Not having vision has restricted McKenzie in
several ways. Although there is nothing wrong with her brain and she is very
smart, she is extremely sensitive to new textures and environments. At one
point when she was younger I could not take her to church because she would
become very upset due to the loud noise and multiple people coming to see and
touch her. She was especially afraid when hearing unfamiliar male voices. She will not eat any solid table
foods. She does not know how to chew (and how do you teach a 2 year old who
cannot see to chew something?) She will not even allow me to put anything
in her mouth with my fingers, or brush her teeth for that matter. She still uses a bottle (several attempts at giving
her a sippy have been unsuccessful) and she will only drink toddler formula and
milk.
She still cannot walk and has very little balance. We have also had a lot
of trouble regulating her sleep. She doesn't differentiate night from day because she can't see.
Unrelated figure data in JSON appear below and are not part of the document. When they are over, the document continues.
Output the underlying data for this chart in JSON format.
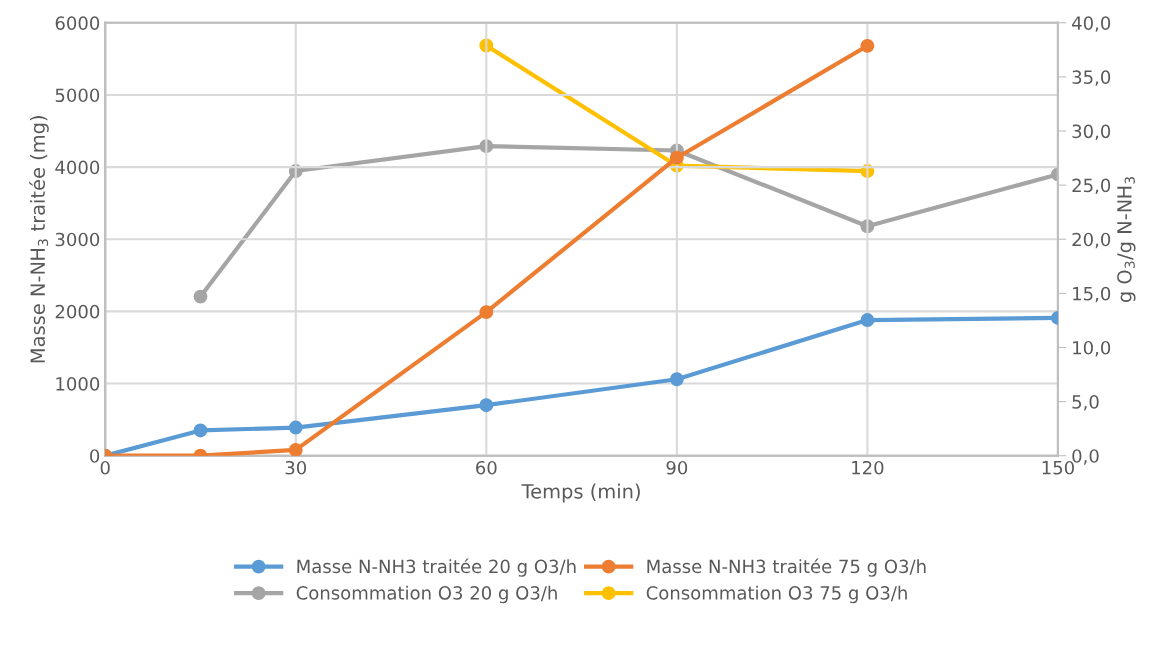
{
  "chart_data": {
    "type": "line",
    "xlabel": "Temps (min)",
    "ylabel": "Masse N-NH$_{3}$ traitée (mg)",
    "y2label": "g O$_{3}$/g N-NH$_{3}$",
    "x": [
      0,
      15,
      30,
      60,
      90,
      120,
      150
    ],
    "xlim": [
      0,
      150
    ],
    "xticks": [
      0,
      30,
      60,
      90,
      120,
      150
    ],
    "ylim": [
      0,
      6000
    ],
    "yticks": [
      0,
      1000,
      2000,
      3000,
      4000,
      5000,
      6000
    ],
    "y2lim": [
      0,
      40
    ],
    "y2ticks": [
      {
        "value": 0,
        "label": "0,0"
      },
      {
        "value": 5,
        "label": "5,0"
      },
      {
        "value": 10,
        "label": "10,0"
      },
      {
        "value": 15,
        "label": "15,0"
      },
      {
        "value": 20,
        "label": "20,0"
      },
      {
        "value": 25,
        "label": "25,0"
      },
      {
        "value": 30,
        "label": "30,0"
      },
      {
        "value": 35,
        "label": "35,0"
      },
      {
        "value": 40,
        "label": "40,0"
      }
    ],
    "grid": true,
    "legend": "bottom",
    "marker": "circle",
    "line_style": "solid",
    "series": [
      {
        "name": "Masse N-NH3 traitée 20 g O3/h",
        "color": "#5b9bd5",
        "values": [
          0,
          350,
          390,
          700,
          1060,
          1880,
          1910
        ]
      },
      {
        "name": "Masse N-NH3 traitée 75 g O3/h",
        "color": "#ed7d31",
        "values": [
          0,
          0,
          80,
          1990,
          4130,
          5680,
          null
        ]
      },
      {
        "name": "Consommation O3 20 g O3/h",
        "color": "#a5a5a5",
        "axis": "y2",
        "values": [
          null,
          14.7,
          26.3,
          28.6,
          28.2,
          21.2,
          26.0
        ]
      },
      {
        "name": "Consommation O3 75 g O3/h",
        "color": "#ffc000",
        "axis": "y2",
        "values": [
          null,
          null,
          null,
          37.9,
          26.8,
          26.3,
          null
        ]
      }
    ]
  }
}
We went through a six month period where she would sleep for 2-3 hours, then be
up all night and sleep during the day. My husband and I were zombies during
this time and took turns staying up with her. I researched and researched
and learned that she was likely deficient in melatonin, which helps induce
sleep and regulates the sleep-wake cycle. Melatonin is normally
secreted during darkness, in response to the release of norepinephrine from
retinal photoreceptors and the resulting activation of the
retino-hypothalamic-pineal system. McKenzie was not getting much light to
her retinas, so this entire process was deficient in her. I also learned
that blind children need a much more rigid bedtime routine, which is very hard
for us!
What is an unexpectedly good part?
McKenzie is a bright spot in my life, despite her
issues. She can bring a smile to your face in an instant, and she is mostly so
so happy! I have learned over and over again that God's timing is perfect
- if we'd had McKenzie several years ago she would have most certainly become
permanently blind - Dr Nischal only came to the states in 2011. He is one of
only 2 doctors in the entire US performing surgeries on children like
McKenzie. He is a world renowned ophthalmologist with clinics in London and
India. Several times we have had surgeries moved up because of concerns he had
in waiting. One time, the eye was just about to perforate from the pressure;
had we waited a day longer the eye would have been lost. Once, a
retinal detachment not seen on ultrasound was found and corrected. It
is only by God's grace that we were directed to him.
When people try to comfort you, what is the
least comforting thing you hear (even though it may come from a good, kind
place)?
People say all the time, "well, she doesn't
know any different," meaning she doesn't know what it's like have normal
vision. I know they mean to be comforting, but it doesn't change the fact that
she will never be able to do many "normal" things.
Are there certain places you just can’t go and do
you have any advice for how the world can be more inclusive?
I have not encountered any issues so far with
regards to taking McKenzie places. I'm sure we will run across things in the
future that she is unable to do.
What do you want others to know about
parenting/living with this diagnosis?
Parenting is hard under "normal"
circumstances, but with a child with a disability it becomes 10 times harder
and it truly takes a village of support! I am trying to give McKenzie the best
chance possible at a "normal" life, but it's hard to pour all of
myself into her and then have anything left for Cam...and then my husband.
It is so so hard! I am guilty of neglecting different aspects of my life and
different relationships, but I don't know how to balance it all.
Most of the time I'm just surviving. I pray that the stress will
ease in the future and that we can just hold it together until then. My hope in
people reading this is that you understand how extremely hard it is for parents
like us and possibly give others a helping hand or a shoulder or
an ear-just any form of support, because we need it.
Resources/sites/support groups you'd like to share?
A site for facilitated guide dogs. Children younger than middle school age cannot have a "guide dog" and control the dog themselves, but you can get a Facilitated guide dog that the parent controls to help the child with mobility.